Sometimes everything stabilises after few seconds or otherwise the JVM hangs up. When I say JVM hangs up it means that even when the system is supposed to be stabilised JVM has become so slow that any new request that I make to this application completes in more than 3-5 minutes.
We initially suspected this to be an issue with thread pools or tomcat first so we started using another port and then tried with a different side running parallel to tomcat in the jvm process but everything is stuck.
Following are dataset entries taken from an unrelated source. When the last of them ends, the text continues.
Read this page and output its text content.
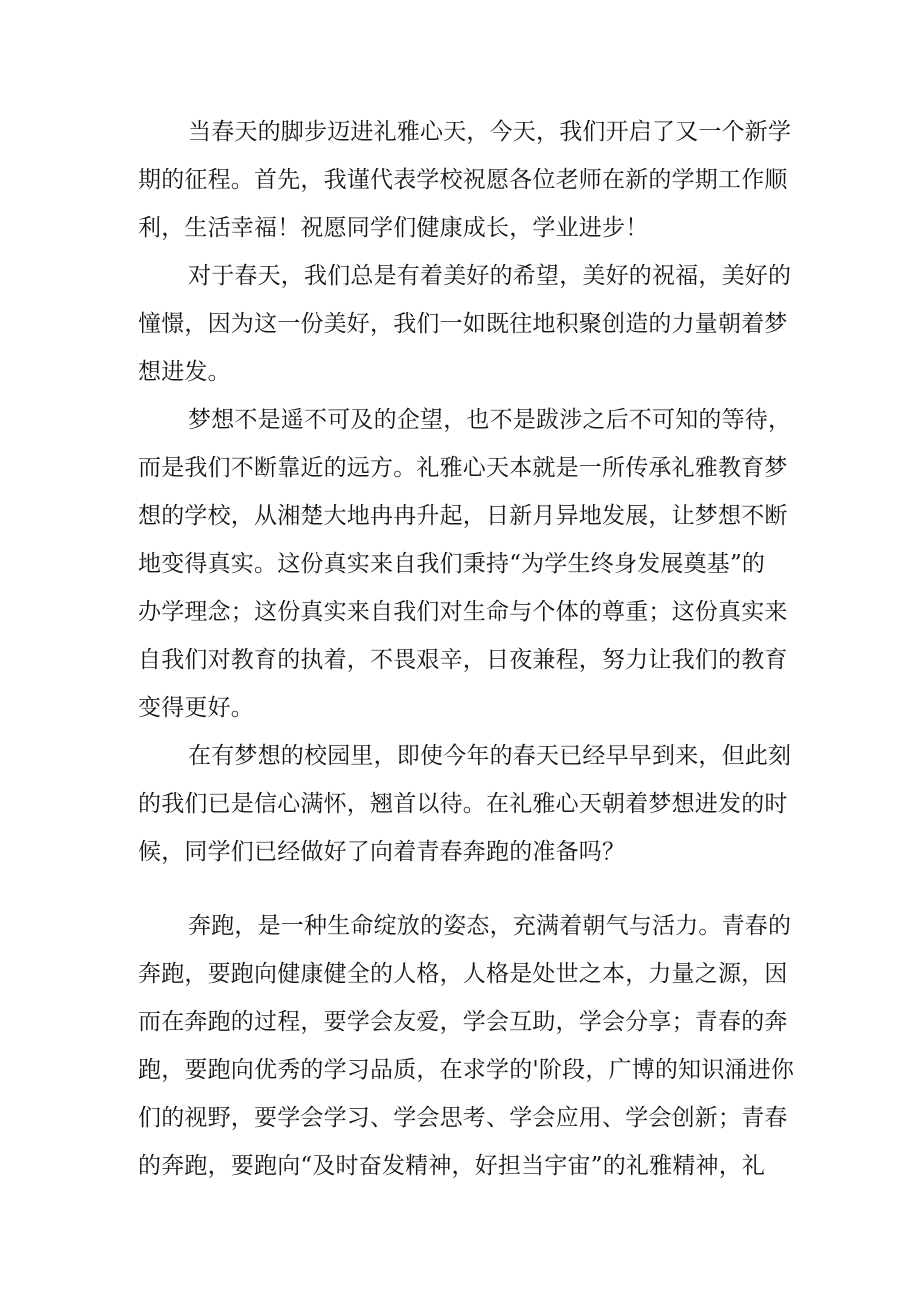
当春天的脚步迈进礼雅心天，今天，我们开启了又一个新学
期的征程。首先，我谨代表学校祝愿各位老师在新的学期工作顺
利，生活幸福！祝愿同学们健康成长，学业进步！
对于春天，我们总是有着美好的希望，美好的祝福，美好的
憧憬，因为这一份美好，我们一如既往地积聚创造的力量朝着梦
想进发。
梦想不是遥不可及的企望，也不是跋涉之后不可知的等待，
而是我们不断靠近的远方。礼雅心天本就是一所传承礼雅教育梦
想的学校，从湘楚大地冉冉升起，日新月异地发展，让梦想不断
地变得真实。这份真实来自我们秉持“为学生终身发展奠基”的
办学理念；这份真实来自我们对生命与个体的尊重；这份真实来
自我们对教育的执着，不畏艰辛，日夜兼程，努力让我们的教育
变得更好。
在有梦想的校园里，即使今年的春天已经早早到来，但此刻
的我们已是信心满怀，翘首以待。在礼雅心天朝着梦想进发的时
候，同学们已经做好了向着青春奔跑的准备吗？
奔跑，是一种生命绽放的姿态，充满着朝气与活力。青春的
奔跑，要跑向健康健全的人格，人格是处世之本，力量之源，因
而在奔跑的过程，要学会友爱，学会互助，学会分享；青春的奔
跑，要跑向优秀的学习品质，在求学的'阶段，广博的知识涌进你
们的视野，要学会学习、学会思考、学会应用、学会创新；青春
的奔跑，要跑向“及时奋发精神，好担当宇宙”的礼雅精神，礼
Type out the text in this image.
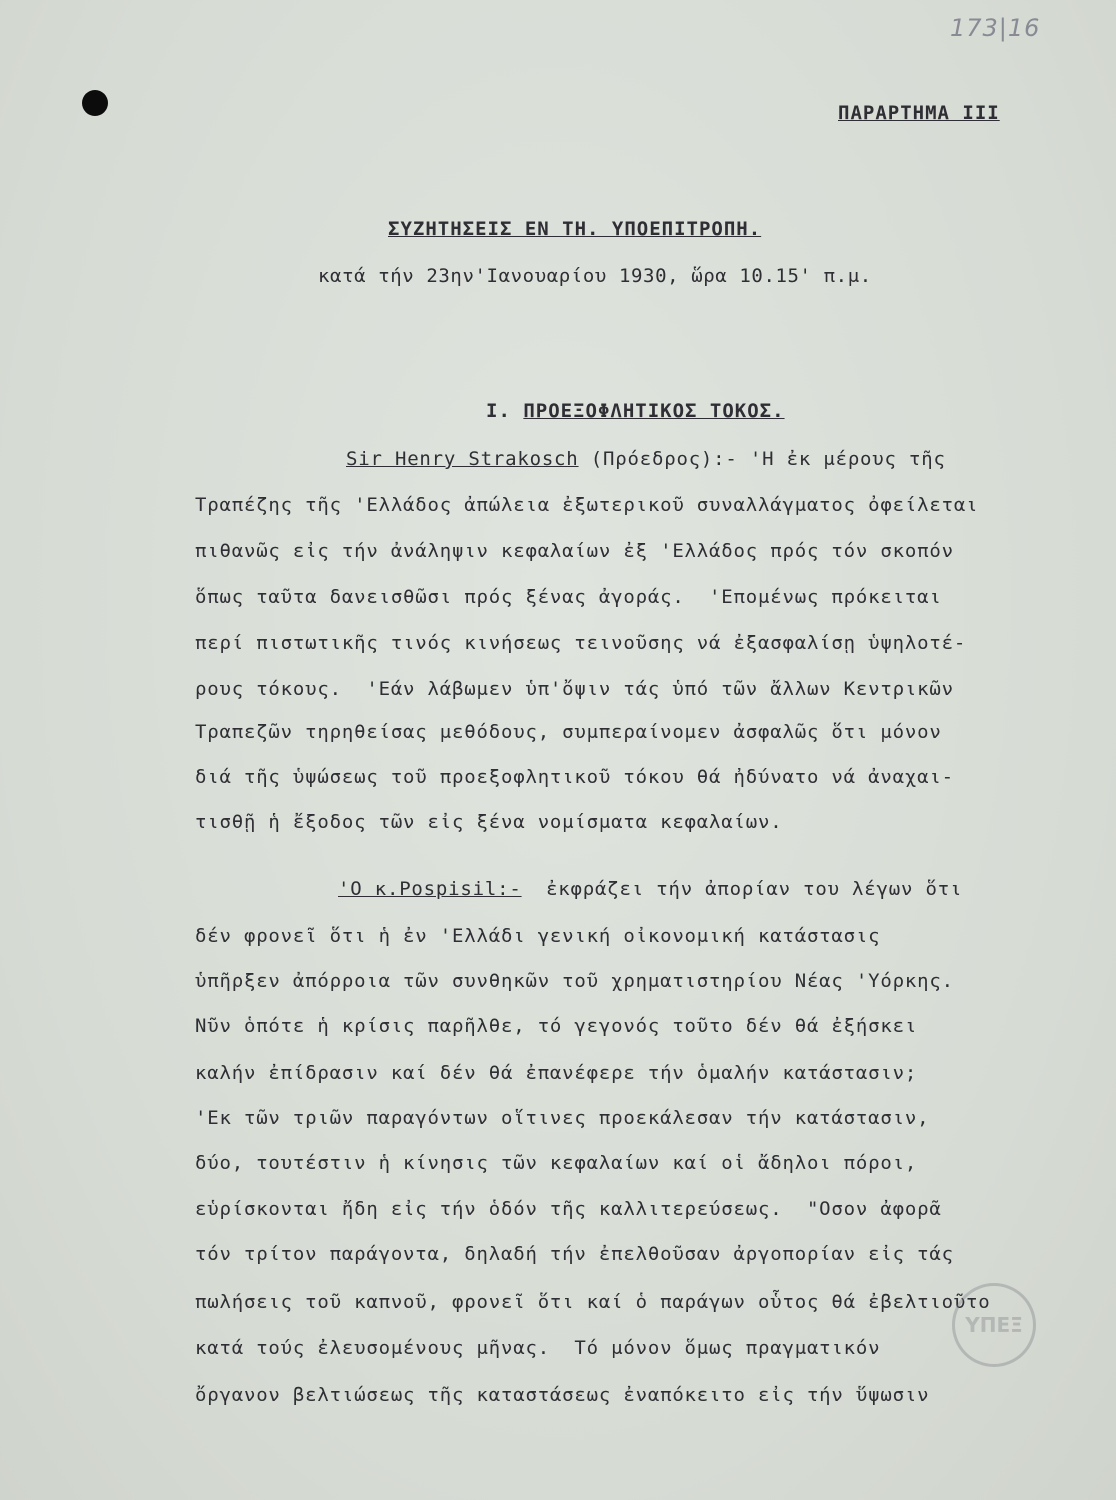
173|16
ΠΑΡΑΡΤΗΜΑ III
ΣΥΖΗΤΗΣΕΙΣ ΕΝ ΤΗ. ΥΠΟΕΠΙΤΡΟΠΗ.
κατά τήν 23ην'Ιανουαρίου 1930, ὥρα 10.15' π.μ.
Ι. ΠΡΟΕΞΟΦΛΗΤΙΚΟΣ ΤΟΚΟΣ.
Sir Henry Strakosch (Πρόεδρος):- 'Η ἐκ μέρους τῆς
Τραπέζης τῆς 'Ελλάδος ἀπώλεια ἐξωτερικοῦ συναλλάγματος ὀφείλεται
πιθανῶς εἰς τήν ἀνάληψιν κεφαλαίων ἐξ 'Ελλάδος πρός τόν σκοπόν
ὅπως ταῦτα δανεισθῶσι πρός ξένας ἀγοράς.  'Επομένως πρόκειται
περί πιστωτικῆς τινός κινήσεως τεινοῦσης νά ἐξασφαλίσῃ ὑψηλοτέ-
ρους τόκους.  'Εάν λάβωμεν ὑπ'ὄψιν τάς ὑπό τῶν ἄλλων Κεντρικῶν
Τραπεζῶν τηρηθείσας μεθόδους, συμπεραίνομεν ἀσφαλῶς ὅτι μόνον
διά τῆς ὑψώσεως τοῦ προεξοφλητικοῦ τόκου θά ἠδύνατο νά ἀναχαι-
τισθῇ ἡ ἔξοδος τῶν εἰς ξένα νομίσματα κεφαλαίων.
'Ο κ.Pospisil:-  ἐκφράζει τήν ἀπορίαν του λέγων ὅτι
δέν φρονεῖ ὅτι ἡ ἐν 'Ελλάδι γενική οἰκονομική κατάστασις
ὑπῆρξεν ἀπόρροια τῶν συνθηκῶν τοῦ χρηματιστηρίου Νέας 'Υόρκης.
Νῦν ὁπότε ἡ κρίσις παρῆλθε, τό γεγονός τοῦτο δέν θά ἐξήσκει
καλήν ἐπίδρασιν καί δέν θά ἐπανέφερε τήν ὁμαλήν κατάστασιν;
'Εκ τῶν τριῶν παραγόντων οἵτινες προεκάλεσαν τήν κατάστασιν,
δύο, τουτέστιν ἡ κίνησις τῶν κεφαλαίων καί οἱ ἄδηλοι πόροι,
εὑρίσκονται ἤδη εἰς τήν ὁδόν τῆς καλλιτερεύσεως.  "Οσον ἀφορᾶ
τόν τρίτον παράγοντα, δηλαδή τήν ἐπελθοῦσαν ἀργοπορίαν εἰς τάς
πωλήσεις τοῦ καπνοῦ, φρονεῖ ὅτι καί ὁ παράγων οὗτος θά ἐβελτιοῦτο
κατά τούς ἐλευσομένους μῆνας.  Τό μόνον ὅμως πραγματικόν
ὄργανον βελτιώσεως τῆς καταστάσεως ἐναπόκειτο εἰς τήν ὕψωσιν
ΥΠΕΞ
So we tried taking the thread dump using jstack and this is stuck as well for close to 5-10 minutes. Any other command like jmap is also not working and taking time.
Then we tried using kill -3 to take the java core dump and it works instantly and yields thread dump and other useful information but we can tried investigating it and didn't see anything wrong with the application itself.
We tried take multiple dumps at minute apart and also tried keeping the pod like this for more than 2-3 hours but it never recovers.
We suspected wither OS or JVM to be having an issue here, so we tried to use HotSpot JVM and the issue never happens even after trying multiple times. Even the initial warmup is much faster, so we suspect some issue with OpenJ9 JVM.
We are using the latest java 17.0.8 and openj9 version 0.40.0.
Although we don't know which version actually led to these issues since we regularly use the updated version and the issue has been there from a long time just that we had started investigating now.
The oldest version we tried is 17.0.4 I have to check again what is the openj9 version in it.